In this paper, we find out that assessing system translation only with a target-side language model could achieve very promising results. With a modified sentence perplexity calculation for system translations, we design a reference-free metric for segment-level and system-level MT evaluations respectively. And then we test the performances of the two metrics on all the 18 language pairs of WMT19 news translation shared task [19]. The experimental results demonstrate that our metrics with the pretrained model XLM-R [7] are very competitive for reference-free MT evaluations when compared with the current SOTA reference-free metrics that we know.

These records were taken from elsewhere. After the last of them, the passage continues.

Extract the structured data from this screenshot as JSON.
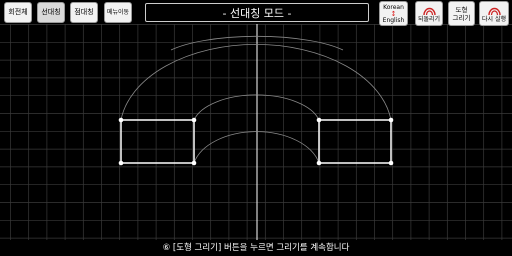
{
  "toolbar": {
    "rotation_btn": "회전체",
    "line_sym_btn": "선대칭",
    "point_sym_btn": "점대칭",
    "menu_btn": "메뉴이동"
  },
  "mode_title": "- 선대칭 모드 -",
  "lang_btn": {
    "top": "Korean",
    "arrow": "↕",
    "bottom": "English"
  },
  "undo_btn": {
    "label": "되돌리기",
    "icon": "undo-arc-icon"
  },
  "draw_btn": {
    "line1": "도형",
    "line2": "그리기"
  },
  "redo_btn": {
    "label": "다시 실행",
    "icon": "redo-arc-icon"
  },
  "status_text": "⑥ [도형 그리기] 버튼을 누르면 그리기를 계속합니다",
  "colors": {
    "background": "#000000",
    "grid": "#3a3a3a",
    "axis": "#ffffff",
    "shape": "#ffffff",
    "orbit": "#8a8a8a",
    "icon_accent": "#cc2222"
  }
}
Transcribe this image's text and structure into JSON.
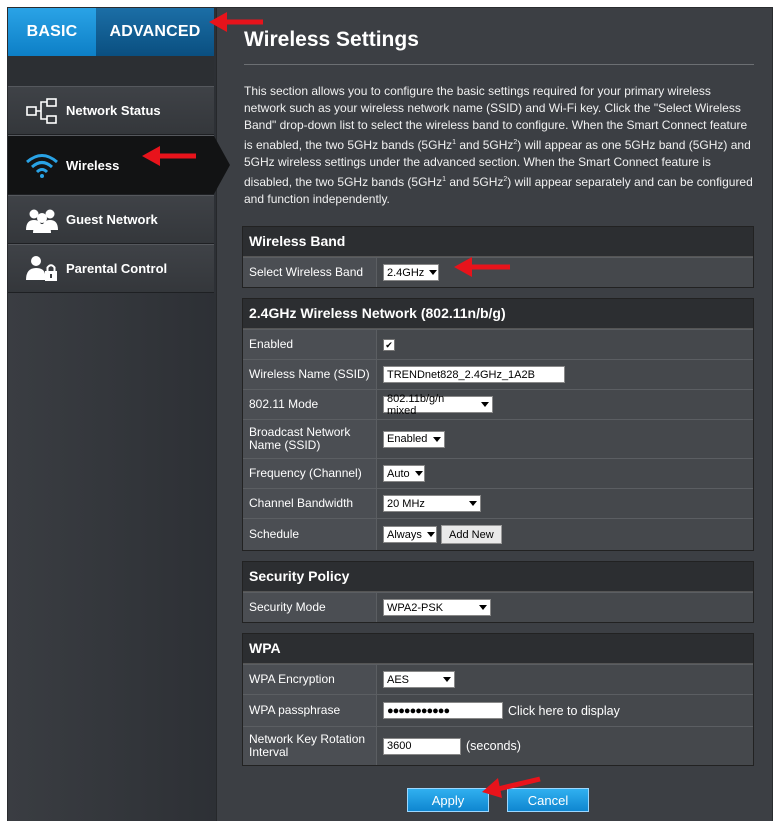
{
  "tabs": {
    "basic": "BASIC",
    "advanced": "ADVANCED"
  },
  "sidebar": {
    "items": [
      {
        "label": "Network Status",
        "icon": "network-status-icon"
      },
      {
        "label": "Wireless",
        "icon": "wifi-icon",
        "active": true
      },
      {
        "label": "Guest Network",
        "icon": "guest-network-icon"
      },
      {
        "label": "Parental Control",
        "icon": "parental-control-icon"
      }
    ]
  },
  "page": {
    "title": "Wireless Settings",
    "intro_1": "This section allows you to configure the basic settings required for your primary wireless network such as your wireless network name (SSID) and Wi-Fi key. Click the \"Select Wireless Band\" drop-down list to select the wireless band to configure. When the Smart Connect feature is enabled, the two 5GHz bands (5GHz",
    "intro_sup1": "1",
    "intro_2": " and 5GHz",
    "intro_sup2": "2",
    "intro_3": ") will appear as one 5GHz band (5GHz) and 5GHz wireless settings under the advanced section. When the Smart Connect feature is disabled, the two 5GHz bands (5GHz",
    "intro_sup3": "1",
    "intro_4": " and 5GHz",
    "intro_sup4": "2",
    "intro_5": ") will appear separately and can be configured and function independently."
  },
  "band": {
    "header": "Wireless Band",
    "select_label": "Select Wireless Band",
    "select_value": "2.4GHz"
  },
  "network": {
    "header": "2.4GHz Wireless Network (802.11n/b/g)",
    "enabled_label": "Enabled",
    "enabled_checked": "✔",
    "ssid_label": "Wireless Name (SSID)",
    "ssid_value": "TRENDnet828_2.4GHz_1A2B",
    "mode_label": "802.11 Mode",
    "mode_value": "802.11b/g/n mixed",
    "broadcast_label": "Broadcast Network Name (SSID)",
    "broadcast_value": "Enabled",
    "freq_label": "Frequency (Channel)",
    "freq_value": "Auto",
    "bw_label": "Channel Bandwidth",
    "bw_value": "20 MHz",
    "schedule_label": "Schedule",
    "schedule_value": "Always",
    "add_new": "Add New"
  },
  "security": {
    "header": "Security Policy",
    "mode_label": "Security Mode",
    "mode_value": "WPA2-PSK"
  },
  "wpa": {
    "header": "WPA",
    "enc_label": "WPA Encryption",
    "enc_value": "AES",
    "pass_label": "WPA passphrase",
    "pass_value": "●●●●●●●●●●●",
    "pass_display": "Click here to display",
    "rotation_label": "Network Key Rotation Interval",
    "rotation_value": "3600",
    "rotation_unit": "(seconds)"
  },
  "actions": {
    "apply": "Apply",
    "cancel": "Cancel"
  },
  "colors": {
    "accent": "#1a95db",
    "arrow": "#e8131b"
  }
}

2 Target-Side Language Model Metrics

A statistical language model is a probability distribution over sequences of words [20]. Given such a sequence with m words, i.e., \(\boldsymbol{s}=(w_1,\dots ,w_m)\), it assigns a probability \(P(\boldsymbol{s})\) to the whole sequence, which is defined as:

$$\begin{aligned} P(\boldsymbol{s})=P(w_1,\dots ,w_m)=\prod _{i=1}^{m}{P(w_i|w_1,\dots ,w_{i-1})}. \end{aligned}$$
(1)

In order to overcome the data sparsity problem in building a statistical language model, a common solution is to assume that the probability of a word only depends on the previous n words. This is known as the n-gram model or unigram model when \(n=1\). So the probability \(P(\boldsymbol{s})\) could be approximated as:

$$\begin{aligned} P(\boldsymbol{s})=\prod _{i=1}^{m}{P(w_i|w_1,\dots ,w_{i-1})}\approx \prod _{i=1}^{m}{P(w_i|w_{i-(n-1)},\dots ,w_{i-1})}. \end{aligned}$$
(2)

With the advancements in deep learning [21], various neural language models are proposed to use continuous representations or embeddings of words to make their predictions [6, 22]. Typically, a neural language model is constructed and trained as probabilistic classifiers for

$$\begin{aligned} P(w\,|\,context),\ for \ w \in V. \end{aligned}$$
(3)

That is to say, the model is trained to predict a probability distribution over the vocabulary V, when some linguistic context is given.

In this paper, we adopt the masked language model [6] to design a reference-free metric for segment-level and system-level MT evaluations respectively.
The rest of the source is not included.